Broad, jeered by home fans at the Gabba following his refusal to 'walk' in the first Ashes Test in England this year, took five for 65 as Australia, who won the toss, were restricted to 273 for eight.
Brisbane's Courier-Mail had even refused to print Broad's name but former England captain Atherton told Sky Sports on Thursday: "The cricket correspondent is going to have quite a difficult job writing a match report tomorrow without mentioning his name.
"He is the kind of guy that will react well to all that kind of stuff.
"He is not easily intimidated, he is not easily ignored and he had a great day."

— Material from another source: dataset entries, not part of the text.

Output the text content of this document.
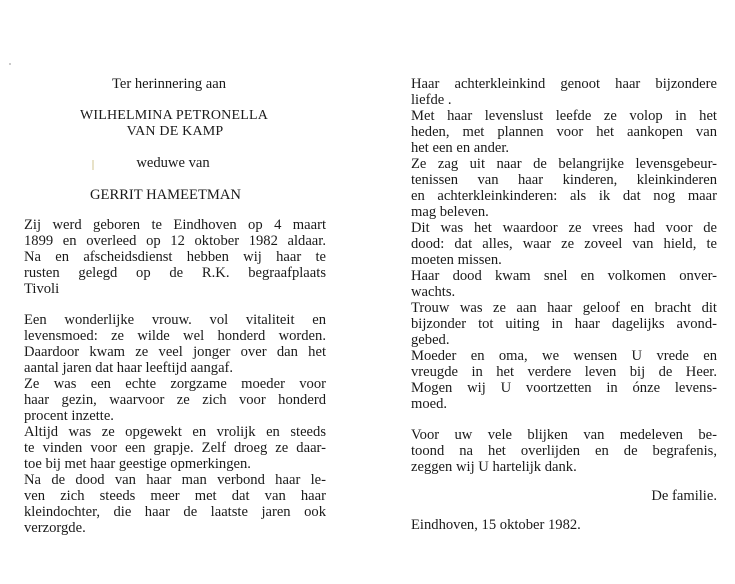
Ter herinnering aan
WILHELMINA PETRONELLA
VAN DE KAMP
weduwe van
GERRIT HAMEETMAN
Zij werd geboren te Eindhoven op 4 maart
1899 en overleed op 12 oktober 1982 aldaar.
Na en afscheidsdienst hebben wij haar te
rusten gelegd op de R.K. begraafplaats
Tivoli
Een wonderlijke vrouw. vol vitaliteit en
levensmoed: ze wilde wel honderd worden.
Daardoor kwam ze veel jonger over dan het
aantal jaren dat haar leeftijd aangaf.
Ze was een echte zorgzame moeder voor
haar gezin, waarvoor ze zich voor honderd
procent inzette.
Altijd was ze opgewekt en vrolijk en steeds
te vinden voor een grapje. Zelf droeg ze daar-
toe bij met haar geestige opmerkingen.
Na de dood van haar man verbond haar le-
ven zich steeds meer met dat van haar
kleindochter, die haar de laatste jaren ook
verzorgde.
Haar achterkleinkind genoot haar bijzondere
liefde .
Met haar levenslust leefde ze volop in het
heden, met plannen voor het aankopen van
het een en ander.
Ze zag uit naar de belangrijke levensgebeur-
tenissen van haar kinderen, kleinkinderen
en achterkleinkinderen: als ik dat nog maar
mag beleven.
Dit was het waardoor ze vrees had voor de
dood: dat alles, waar ze zoveel van hield, te
moeten missen.
Haar dood kwam snel en volkomen onver-
wachts.
Trouw was ze aan haar geloof en bracht dit
bijzonder tot uiting in haar dagelijks avond-
gebed.
Moeder en oma, we wensen U vrede en
vreugde in het verdere leven bij de Heer.
Mogen wij U voortzetten in ónze levens-
moed.
Voor uw vele blijken van medeleven be-
toond na het overlijden en de begrafenis,
zeggen wij U hartelijk dank.
De familie.
Eindhoven, 15 oktober 1982.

Meanwhile Andrew Strauss, England's captain when they won 3-1 during the last Ashes series in Australia in 2010/11, praised the way Broad dismissed home skipper Michael Clarke for just one with a short ball the star batsman could only fend tamely to short leg.
"Stuart Broad really went hard at Michael Clarke and from that moment on Australia have been on the back foot," said Strauss.
"It was a very professional day's cricket from England and Australia will be bitterly disappointed."
The lanky Broad dismissed Clarke five times during England's 3-0 home Ashes series win this year and Atherton, himself a former opening batsman, said: "I think he struggles against the taller bowler.
"Because of his bad back and various things he doesn't like to duck or finds it difficult to duck, so he likes to stand and play the short ball.
"So if you have got a tall bowler who can get steep bounce from not that short of a length it gets him into difficulties.
"It really couldn't have gone any worse for Michael Clarke, from a team perspective -- this is a below-par score on about as flat a pitch as you can get - and for him personally."
Meanwhile former Australia leg-spin great Shane Warne agreed with Atherton that Clarke had a problem when it came to facing tall bowlers.
"I think also for Michael Clarke, I think it is the type of bowler.
"I think what he has got is a little bit of a problem with that angle, but also at times he has had his back issue."
Warne added: "I would like to see him go back and playing it, taking it on."
Meanwhile Warne's former Test team-mate Mark Waugh voiced concerns about Australia's top-order.
"The batting is a bit of a worry for Australia," Waugh, one of the most stylish shot-makers of his generation, told the BBC.
"There was some pretty loose strokeplay from a lot of that top order.
"They batted like they have never batted at the Gabba before. They hung their bats out and fished at wide balls they could have let go. Some of the dismissals were very ordinary."